Since you asked for"a mathematically generated" 3D structure, you ought to know that water crystallizes in $P\mathrm{6_3cm}$ (# 185) space group having a hexagonal symmetry. Detailed information about symmetry generators and matrix transformations can be found online or in International Tables for Crystallography [1, pp. 582-583]:
There is already enough information to create a 3D model. If you want a more convenient way, you can get a CIF file for ice (COD-1011023) (which already embeds all the information above), and load it with Mercury (free, available on Windows, Linux, MacOS). From here on it's just a screencast of what's to click to get the desired molecular pattern like the one on your animated GIF:
Load the structure (drug-n-drop CIF file, or via Ctrl+O).

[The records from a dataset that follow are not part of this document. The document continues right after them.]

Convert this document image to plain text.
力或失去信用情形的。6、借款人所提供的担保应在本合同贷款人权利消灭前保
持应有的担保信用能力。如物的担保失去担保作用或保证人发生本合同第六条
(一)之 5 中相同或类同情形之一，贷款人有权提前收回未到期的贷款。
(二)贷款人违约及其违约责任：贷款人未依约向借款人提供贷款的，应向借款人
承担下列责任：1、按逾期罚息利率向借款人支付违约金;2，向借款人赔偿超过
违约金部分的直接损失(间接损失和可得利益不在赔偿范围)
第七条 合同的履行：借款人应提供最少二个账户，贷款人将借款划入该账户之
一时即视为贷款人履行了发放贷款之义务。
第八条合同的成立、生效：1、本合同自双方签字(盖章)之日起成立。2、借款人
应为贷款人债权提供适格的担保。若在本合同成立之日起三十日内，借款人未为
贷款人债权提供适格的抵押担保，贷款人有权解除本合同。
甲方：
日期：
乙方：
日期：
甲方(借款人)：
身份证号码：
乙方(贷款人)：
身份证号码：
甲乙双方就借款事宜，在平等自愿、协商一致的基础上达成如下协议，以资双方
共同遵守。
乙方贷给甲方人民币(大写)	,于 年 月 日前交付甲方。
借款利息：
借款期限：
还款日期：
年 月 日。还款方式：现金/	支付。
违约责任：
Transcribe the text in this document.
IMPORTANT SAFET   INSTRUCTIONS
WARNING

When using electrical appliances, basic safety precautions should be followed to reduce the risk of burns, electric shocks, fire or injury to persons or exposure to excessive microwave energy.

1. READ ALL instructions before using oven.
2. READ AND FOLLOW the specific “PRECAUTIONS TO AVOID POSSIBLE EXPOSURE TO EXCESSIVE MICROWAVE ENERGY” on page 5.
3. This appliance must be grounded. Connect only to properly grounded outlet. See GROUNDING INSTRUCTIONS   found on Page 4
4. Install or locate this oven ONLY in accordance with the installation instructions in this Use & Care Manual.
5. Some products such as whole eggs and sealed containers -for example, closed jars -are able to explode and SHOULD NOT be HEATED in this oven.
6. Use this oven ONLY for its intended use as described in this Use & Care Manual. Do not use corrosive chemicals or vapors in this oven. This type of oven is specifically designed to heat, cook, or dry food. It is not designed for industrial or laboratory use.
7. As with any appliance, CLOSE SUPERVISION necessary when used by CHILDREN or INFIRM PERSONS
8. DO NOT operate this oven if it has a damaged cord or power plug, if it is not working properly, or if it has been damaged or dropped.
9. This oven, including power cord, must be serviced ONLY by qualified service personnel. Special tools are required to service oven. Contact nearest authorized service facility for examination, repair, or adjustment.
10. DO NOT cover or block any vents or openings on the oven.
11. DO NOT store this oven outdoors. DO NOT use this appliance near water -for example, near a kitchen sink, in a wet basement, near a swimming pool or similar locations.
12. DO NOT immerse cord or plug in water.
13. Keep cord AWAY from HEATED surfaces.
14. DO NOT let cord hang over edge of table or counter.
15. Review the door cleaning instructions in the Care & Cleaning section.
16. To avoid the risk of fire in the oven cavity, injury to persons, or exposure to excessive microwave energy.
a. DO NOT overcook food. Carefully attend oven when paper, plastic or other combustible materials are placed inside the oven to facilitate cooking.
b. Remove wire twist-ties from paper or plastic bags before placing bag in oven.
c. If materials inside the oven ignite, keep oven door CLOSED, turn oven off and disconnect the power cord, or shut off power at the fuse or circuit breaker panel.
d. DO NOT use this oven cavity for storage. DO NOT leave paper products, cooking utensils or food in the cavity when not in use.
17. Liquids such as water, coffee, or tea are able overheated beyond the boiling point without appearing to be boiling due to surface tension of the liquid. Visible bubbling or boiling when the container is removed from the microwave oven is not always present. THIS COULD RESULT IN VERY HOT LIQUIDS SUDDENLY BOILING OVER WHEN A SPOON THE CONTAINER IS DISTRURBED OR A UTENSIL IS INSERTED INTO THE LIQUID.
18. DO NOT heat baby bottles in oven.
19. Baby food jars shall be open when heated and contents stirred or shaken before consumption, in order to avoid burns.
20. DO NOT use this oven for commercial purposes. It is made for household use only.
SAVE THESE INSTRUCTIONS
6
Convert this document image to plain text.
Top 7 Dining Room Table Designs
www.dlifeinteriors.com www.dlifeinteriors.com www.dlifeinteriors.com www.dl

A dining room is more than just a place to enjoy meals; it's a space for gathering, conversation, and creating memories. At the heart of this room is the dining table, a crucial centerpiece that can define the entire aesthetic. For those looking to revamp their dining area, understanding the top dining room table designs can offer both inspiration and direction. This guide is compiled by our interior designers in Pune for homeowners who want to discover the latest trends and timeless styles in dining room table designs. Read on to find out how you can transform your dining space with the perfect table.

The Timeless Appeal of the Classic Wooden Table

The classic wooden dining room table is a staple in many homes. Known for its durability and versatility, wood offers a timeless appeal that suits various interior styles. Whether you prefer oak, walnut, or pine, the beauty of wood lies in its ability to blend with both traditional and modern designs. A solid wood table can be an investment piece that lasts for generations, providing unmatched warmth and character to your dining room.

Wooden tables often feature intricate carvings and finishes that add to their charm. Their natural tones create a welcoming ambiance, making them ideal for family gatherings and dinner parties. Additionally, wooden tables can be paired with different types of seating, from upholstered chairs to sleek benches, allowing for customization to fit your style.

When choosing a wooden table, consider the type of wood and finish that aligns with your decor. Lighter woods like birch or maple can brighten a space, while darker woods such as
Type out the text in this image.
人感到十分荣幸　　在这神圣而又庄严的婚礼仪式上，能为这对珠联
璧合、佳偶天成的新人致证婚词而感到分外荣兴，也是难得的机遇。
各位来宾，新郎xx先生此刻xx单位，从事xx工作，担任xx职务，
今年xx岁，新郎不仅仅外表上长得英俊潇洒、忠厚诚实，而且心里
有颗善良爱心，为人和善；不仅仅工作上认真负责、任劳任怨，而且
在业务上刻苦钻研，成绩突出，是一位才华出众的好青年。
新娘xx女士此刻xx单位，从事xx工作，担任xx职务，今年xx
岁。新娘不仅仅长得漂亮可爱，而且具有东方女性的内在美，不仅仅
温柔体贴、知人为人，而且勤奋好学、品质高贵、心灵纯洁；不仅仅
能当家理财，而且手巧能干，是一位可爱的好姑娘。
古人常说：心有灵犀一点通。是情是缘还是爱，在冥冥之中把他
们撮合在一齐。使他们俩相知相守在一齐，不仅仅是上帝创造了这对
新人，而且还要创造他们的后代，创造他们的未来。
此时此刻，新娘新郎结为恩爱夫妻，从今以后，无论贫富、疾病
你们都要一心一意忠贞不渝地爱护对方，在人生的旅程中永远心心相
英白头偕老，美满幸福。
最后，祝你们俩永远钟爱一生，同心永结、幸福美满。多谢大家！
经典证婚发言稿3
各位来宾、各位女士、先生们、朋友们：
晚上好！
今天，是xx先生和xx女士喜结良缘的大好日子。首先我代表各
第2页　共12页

What you see now is an asymmetric unit, in simple terms – a seed which an entire crystal structure can be grown from:
Let's expand the structure beyond those 6 atoms you've stuck with. Go to Calculate
> Packing/Slicing...
. Tick Pack
option, and click + 0.5
boxes next to $a$ and $b$ axis:
Rotate the grown structure approximately like it's shown below:
Note that you have 4 water molecules on each side that you don't need. Those can be deleted by right-clicking on them and selecting Delete this molecule
:
At this point you should have exactly the same 3D representation of the crystal structure:
Now you can print a 3D model directly from Mercury (File
> Print in 3D...
). The one with supporting framework looks like this:
6.1. Alternatively, you can save the structure as XYZ (Ctrl+S, choose Xmol files
) and do some post-processing work in Blender if needed.
Reference
- International Tables for Crystallography: Space-group symmetry, 1st ed.; Hahn, T., Ed.; Fuess, H., Hahn, T., Wondratschek, H., Müller, U., Shmueli, U., Prince, E., Authier, A., Kopský, V., Litvin, D. B., Rossmann, M. G., et al., Series Eds.; International Union of Crystallography: Chester, England, 2006; Vol. A.